Home builder shares have been hit hard by the data in recent months, pushing share prices to the lowest levels since October with valuations at or near multi-year lows. Perhaps because of this data?
- Housing starts down – 39% annual rate
- Building permits down — 23% annual rate
- New home sales down — 22% annual rate with June the slowest pace in eight months
- University of Michigan July survey found the lowest percentage of Americans since 2008 think it is a good time to buy a home
The Richmond Fed reported this week, giving us now 3 of the 5 major regional manufacturing indices. Most of the readings for the three have been declining, with shipments, backlogs and employment particularly weak in July with outlook numbers also negative. On the positive side, the numbers are still at strong levels, but we don’t like the direction we are seeing – more evidence that we are in the later stage of this business cycle. Some of this could be attributed to concerns over trade and tariffs, especially following what was likely some pull forward in the June data.
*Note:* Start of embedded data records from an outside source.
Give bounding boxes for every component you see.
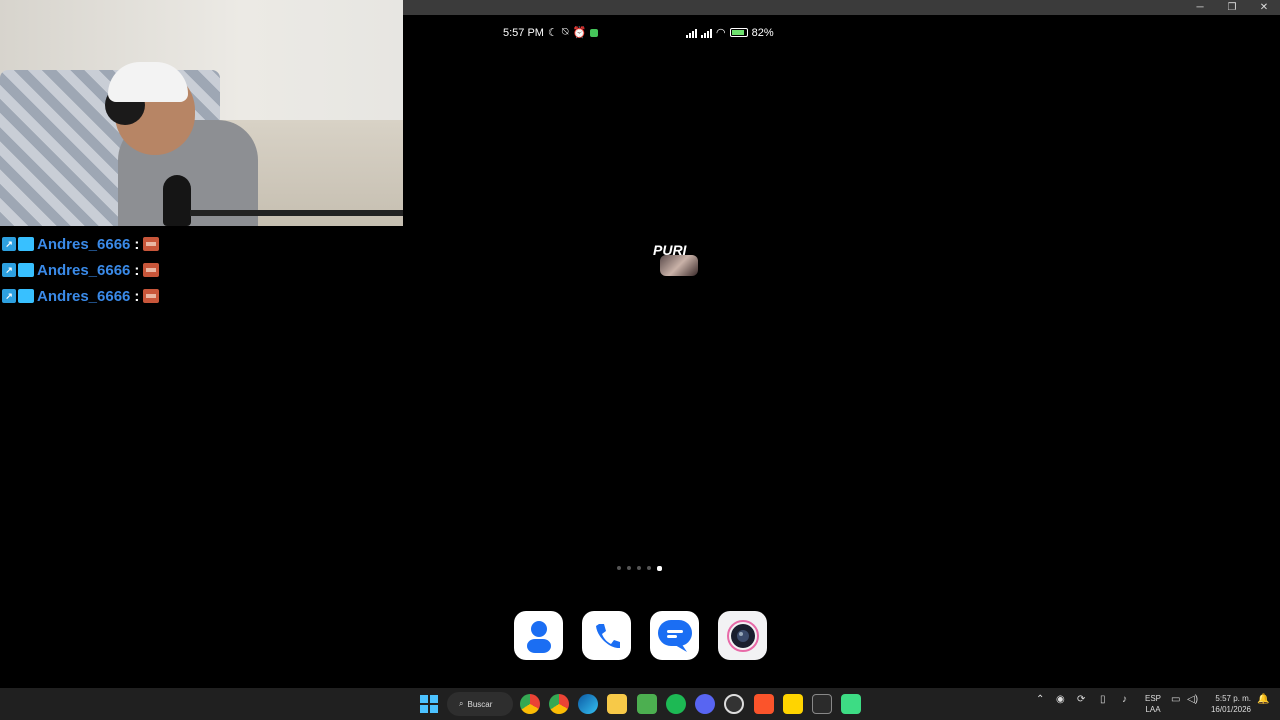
- notifications-icon[interactable]: 🔔: [1257, 694, 1269, 705]
- moon-icon: ☾: [547, 27, 558, 39]
- chat-username: Andres_6666: [37, 261, 131, 279]
- language-code: ESP: [1144, 694, 1161, 703]
- chat-separator: :: [134, 287, 140, 305]
- chevron-up-icon[interactable]: ⌃: [1036, 694, 1044, 705]
- chat-message: ↗ Andres_6666 :: [2, 257, 402, 283]
- input-language[interactable]: ESP LAA: [1143, 693, 1163, 715]
- chrome-icon[interactable]: [549, 694, 569, 714]
- widget-label: PURI: [653, 242, 687, 258]
- webcam-feed: [0, 0, 403, 226]
- page-dot-active: [657, 566, 662, 571]
- volume-icon[interactable]: ◁): [1187, 694, 1198, 705]
- badge-icon: ↗: [2, 263, 16, 277]
- alarm-icon: ⏰: [572, 27, 587, 39]
- badge-icon: [18, 237, 34, 251]
- emote-icon: [143, 289, 160, 303]
- camera-app-icon[interactable]: [718, 611, 767, 660]
- clock-date: 16/01/2026: [1210, 705, 1251, 714]
- signal-icon: [701, 28, 712, 38]
- clock-time: 5:57 p. m.: [1215, 694, 1251, 703]
- sticky-notes-icon[interactable]: [783, 694, 803, 714]
- notification-icon: [590, 28, 599, 37]
- spotify-icon[interactable]: [666, 694, 686, 714]
- chat-message: ↗ Andres_6666 :: [2, 283, 402, 309]
- obs-icon[interactable]: [724, 694, 744, 714]
- android-mirror-icon[interactable]: [841, 694, 861, 714]
- chat-username: Andres_6666: [37, 287, 131, 305]
- tray-app-icon[interactable]: ◉: [1056, 694, 1065, 705]
- search-icon: ⌕: [459, 699, 464, 708]
- bell-off-icon: ⍉: [561, 26, 569, 38]
- wifi-icon: ◠: [716, 27, 726, 39]
- layout-code: LAA: [1145, 705, 1161, 714]
- taskbar: ⌕ Buscar ⌃ ◉ ⟳ ▯ ♪ ESP LAA ▭ ◁) 5:57 p. …: [0, 688, 1280, 720]
- page-dot: [627, 566, 631, 570]
- window-titlebar: ─ ❐ ✕: [403, 0, 1280, 15]
- page-dot: [617, 566, 621, 570]
- display-icon[interactable]: ▭: [1171, 694, 1180, 705]
- phone-status-left: 5:57 PM ☾ ⍉ ⏰: [503, 26, 599, 39]
- signal-icon: [686, 28, 697, 38]
- emote-icon: [143, 263, 160, 277]
- discord-icon[interactable]: [695, 694, 715, 714]
- file-explorer-icon[interactable]: [607, 694, 627, 714]
- restore-button[interactable]: ❐: [1216, 0, 1248, 15]
- phone-app-icon[interactable]: [582, 611, 631, 660]
- badge-icon: ↗: [2, 289, 16, 303]
- page-indicator: [617, 566, 662, 571]
- battery-icon: [729, 28, 748, 37]
- contacts-app-icon[interactable]: [514, 611, 563, 660]
- close-button[interactable]: ✕: [1248, 0, 1280, 15]
- chat-username: Andres_6666: [37, 235, 131, 253]
- chat-overlay: ↗ Andres_6666 : ↗ Andres_6666 : ↗ Andres…: [2, 231, 402, 309]
- minecraft-icon[interactable]: [637, 694, 657, 714]
- home-widget[interactable]: PURI: [652, 242, 698, 276]
- widget-image: [660, 255, 698, 276]
- windows-start-icon[interactable]: [419, 694, 439, 714]
- battery-percent: 82%: [751, 26, 774, 39]
- badge-icon: [18, 263, 34, 277]
- screen: ↗ Andres_6666 : ↗ Andres_6666 : ↗ Andres…: [0, 0, 1280, 720]
- emote-icon: [143, 237, 160, 251]
- page-dot: [637, 566, 641, 570]
- phone-dock: [514, 611, 767, 660]
- taskbar-clock[interactable]: 5:57 p. m. 16/01/2026: [1205, 693, 1251, 715]
- minimize-button[interactable]: ─: [1184, 0, 1216, 15]
- taskbar-search[interactable]: ⌕ Buscar: [447, 692, 513, 716]
- phone-status-right: ◠ 82%: [686, 26, 774, 39]
- badge-icon: [18, 289, 34, 303]
- messages-app-icon[interactable]: [650, 611, 699, 660]
- brave-icon[interactable]: [754, 694, 774, 714]
- badge-icon: ↗: [2, 237, 16, 251]
- chat-separator: :: [134, 261, 140, 279]
- chat-message: ↗ Andres_6666 :: [2, 231, 402, 257]
- chrome-icon[interactable]: [520, 694, 540, 714]
- usb-icon[interactable]: ▯: [1100, 694, 1106, 705]
- page-dot: [647, 566, 651, 570]
- terminal-icon[interactable]: [812, 694, 832, 714]
- chat-separator: :: [134, 235, 140, 253]
- edge-icon[interactable]: [578, 694, 598, 714]
- microphone-icon[interactable]: ♪: [1122, 694, 1127, 705]
- search-label: Buscar: [467, 699, 493, 709]
- phone-time: 5:57 PM: [503, 26, 544, 39]
- sync-icon[interactable]: ⟳: [1077, 694, 1085, 705]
That ties with our next piece of data…
The Business Roundtable’s CEO Economic Outlook survey found that CEO confidence is on the decline, with the survey index declining for the first time in almost two years in the second quarter with the largest quarter-to-quarter decline in three years. Of the CEOs questioned, 95% were concerned that foreign trade retaliation may lead to lower US exports and 91% worry about the impact of higher import costs on consumers. Within the index, sales expectations fell -11.6% and capital spending intentions fell -7.8%. Here we have a confirming data point to what we are seeing from the Fed regional manufacturing indices – concern that the coming months may not be a rosy as investors expect.
The Bottom Line for the Week
While GDP growth for the second quarter did come in strong, the major drivers of that growth are not likely to be repeated at those levels in the back half of 2018. The lack of business capital spending tells us that the C suite isn’t overly enthusiastic about their growth prospects, regardless of what any sentiment survey may indicate. The share price changes in response to earnings results attests to our assertion that stocks have been priced for perfection.
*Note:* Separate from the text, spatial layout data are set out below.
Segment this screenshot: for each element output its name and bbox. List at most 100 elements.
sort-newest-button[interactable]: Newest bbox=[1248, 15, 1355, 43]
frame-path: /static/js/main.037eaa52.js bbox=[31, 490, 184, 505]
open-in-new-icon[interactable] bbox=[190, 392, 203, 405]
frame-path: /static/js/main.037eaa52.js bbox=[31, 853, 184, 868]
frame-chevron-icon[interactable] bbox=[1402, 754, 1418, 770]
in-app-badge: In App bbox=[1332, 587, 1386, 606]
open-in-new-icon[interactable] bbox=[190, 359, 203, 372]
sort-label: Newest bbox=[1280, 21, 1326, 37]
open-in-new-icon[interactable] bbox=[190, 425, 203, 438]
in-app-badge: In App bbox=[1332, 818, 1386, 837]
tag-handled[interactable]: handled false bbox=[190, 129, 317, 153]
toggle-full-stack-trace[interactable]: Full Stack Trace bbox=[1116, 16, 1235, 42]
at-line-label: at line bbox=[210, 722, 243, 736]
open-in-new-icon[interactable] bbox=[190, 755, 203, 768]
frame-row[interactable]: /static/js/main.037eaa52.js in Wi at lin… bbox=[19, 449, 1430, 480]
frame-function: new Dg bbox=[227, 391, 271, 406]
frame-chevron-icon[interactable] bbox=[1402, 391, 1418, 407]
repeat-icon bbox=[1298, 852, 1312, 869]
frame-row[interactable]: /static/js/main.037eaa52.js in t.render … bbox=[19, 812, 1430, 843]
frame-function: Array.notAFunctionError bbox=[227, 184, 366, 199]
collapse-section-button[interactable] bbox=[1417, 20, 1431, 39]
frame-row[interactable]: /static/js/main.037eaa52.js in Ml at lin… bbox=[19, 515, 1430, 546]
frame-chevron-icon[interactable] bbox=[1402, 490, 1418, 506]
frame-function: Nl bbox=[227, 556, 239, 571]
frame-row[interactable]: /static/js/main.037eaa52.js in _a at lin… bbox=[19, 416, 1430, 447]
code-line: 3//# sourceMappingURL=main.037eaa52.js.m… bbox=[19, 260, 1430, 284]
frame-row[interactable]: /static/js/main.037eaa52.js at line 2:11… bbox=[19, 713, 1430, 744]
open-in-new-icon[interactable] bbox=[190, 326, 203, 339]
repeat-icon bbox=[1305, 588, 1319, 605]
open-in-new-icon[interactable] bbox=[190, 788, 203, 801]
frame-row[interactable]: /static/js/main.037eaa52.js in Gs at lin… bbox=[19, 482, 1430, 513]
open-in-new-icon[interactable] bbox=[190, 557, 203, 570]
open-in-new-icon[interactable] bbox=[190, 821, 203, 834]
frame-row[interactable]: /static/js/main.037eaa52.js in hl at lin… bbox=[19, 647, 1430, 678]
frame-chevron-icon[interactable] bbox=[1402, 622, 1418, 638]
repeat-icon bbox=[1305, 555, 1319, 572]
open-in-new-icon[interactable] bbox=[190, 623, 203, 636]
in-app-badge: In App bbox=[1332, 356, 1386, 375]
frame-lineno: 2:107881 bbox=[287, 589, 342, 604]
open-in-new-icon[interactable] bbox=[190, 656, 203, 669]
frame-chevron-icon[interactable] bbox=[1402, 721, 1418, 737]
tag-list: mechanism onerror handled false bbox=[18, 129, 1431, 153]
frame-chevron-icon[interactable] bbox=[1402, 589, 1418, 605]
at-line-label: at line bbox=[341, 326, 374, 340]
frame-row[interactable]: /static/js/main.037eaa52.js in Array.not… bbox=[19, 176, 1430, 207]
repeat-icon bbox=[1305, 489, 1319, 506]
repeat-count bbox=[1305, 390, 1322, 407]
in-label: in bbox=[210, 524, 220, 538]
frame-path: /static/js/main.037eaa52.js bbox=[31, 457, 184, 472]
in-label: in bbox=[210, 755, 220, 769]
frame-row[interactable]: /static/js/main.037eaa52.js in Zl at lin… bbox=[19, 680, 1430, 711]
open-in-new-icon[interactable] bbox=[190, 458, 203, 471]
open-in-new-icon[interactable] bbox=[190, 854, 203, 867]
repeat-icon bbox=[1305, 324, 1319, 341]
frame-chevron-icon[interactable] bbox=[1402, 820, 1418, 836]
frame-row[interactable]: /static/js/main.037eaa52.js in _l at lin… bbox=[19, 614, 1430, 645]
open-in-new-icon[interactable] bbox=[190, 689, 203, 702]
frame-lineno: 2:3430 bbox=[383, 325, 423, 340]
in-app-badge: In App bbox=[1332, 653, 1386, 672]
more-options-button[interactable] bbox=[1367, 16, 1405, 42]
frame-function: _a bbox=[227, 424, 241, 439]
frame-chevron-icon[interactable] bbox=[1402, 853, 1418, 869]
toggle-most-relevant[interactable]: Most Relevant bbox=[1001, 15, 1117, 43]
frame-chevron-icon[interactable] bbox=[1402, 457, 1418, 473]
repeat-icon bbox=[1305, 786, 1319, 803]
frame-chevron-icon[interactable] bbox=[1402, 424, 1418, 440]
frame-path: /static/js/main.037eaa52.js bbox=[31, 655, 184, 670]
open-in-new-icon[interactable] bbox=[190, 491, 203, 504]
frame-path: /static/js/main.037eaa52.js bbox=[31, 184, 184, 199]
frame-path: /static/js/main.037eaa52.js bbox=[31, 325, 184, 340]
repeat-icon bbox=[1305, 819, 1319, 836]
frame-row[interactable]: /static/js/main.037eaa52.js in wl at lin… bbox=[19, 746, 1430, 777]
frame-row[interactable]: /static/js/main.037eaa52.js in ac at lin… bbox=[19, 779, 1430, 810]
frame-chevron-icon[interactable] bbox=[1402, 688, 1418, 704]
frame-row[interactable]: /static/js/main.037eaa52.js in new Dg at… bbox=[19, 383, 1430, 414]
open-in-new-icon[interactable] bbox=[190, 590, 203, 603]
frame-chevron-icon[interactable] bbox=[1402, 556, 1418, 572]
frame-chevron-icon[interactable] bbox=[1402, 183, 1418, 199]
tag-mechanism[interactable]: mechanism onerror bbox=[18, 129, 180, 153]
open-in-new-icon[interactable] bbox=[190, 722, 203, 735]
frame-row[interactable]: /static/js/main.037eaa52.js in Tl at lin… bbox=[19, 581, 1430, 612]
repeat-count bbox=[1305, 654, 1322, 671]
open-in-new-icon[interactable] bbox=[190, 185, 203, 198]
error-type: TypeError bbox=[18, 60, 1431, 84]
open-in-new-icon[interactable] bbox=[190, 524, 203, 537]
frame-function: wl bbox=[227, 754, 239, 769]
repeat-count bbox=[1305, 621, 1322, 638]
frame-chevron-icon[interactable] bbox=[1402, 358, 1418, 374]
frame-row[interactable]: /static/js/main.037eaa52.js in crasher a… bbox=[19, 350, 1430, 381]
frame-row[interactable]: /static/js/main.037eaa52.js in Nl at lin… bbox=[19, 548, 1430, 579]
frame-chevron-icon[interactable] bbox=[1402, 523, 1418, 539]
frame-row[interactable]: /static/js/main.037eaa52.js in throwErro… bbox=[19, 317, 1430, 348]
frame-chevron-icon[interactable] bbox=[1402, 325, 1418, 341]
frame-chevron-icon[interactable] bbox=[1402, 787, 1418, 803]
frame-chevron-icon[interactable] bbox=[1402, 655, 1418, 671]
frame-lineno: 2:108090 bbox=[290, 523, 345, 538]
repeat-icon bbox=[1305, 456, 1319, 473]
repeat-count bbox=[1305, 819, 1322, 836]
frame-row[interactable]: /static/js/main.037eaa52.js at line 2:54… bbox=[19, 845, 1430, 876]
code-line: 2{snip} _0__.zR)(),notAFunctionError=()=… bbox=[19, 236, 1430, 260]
Next week we will be looking at data releases on Personal Income, Consumer Spending, ADP Employment, Nonfarm payrolls, Average Hourly Earnings and Consumer Confidence. On the housing side we’ll get the Case-Shiller home price index. For the corporate side of things, we’ll be looking at the Chicago PMI, Core Inflation, Markit Manufacturing PMI, ISM Manufacturing Index, Factory Orders and Motor Vehicle Sales. All that as well as earnings from Apple, Cummins (CMI), Honda Motor (HMC), Lumber Liquidators (LL), Square (SQ), Insulet (PODD) and several hundred others.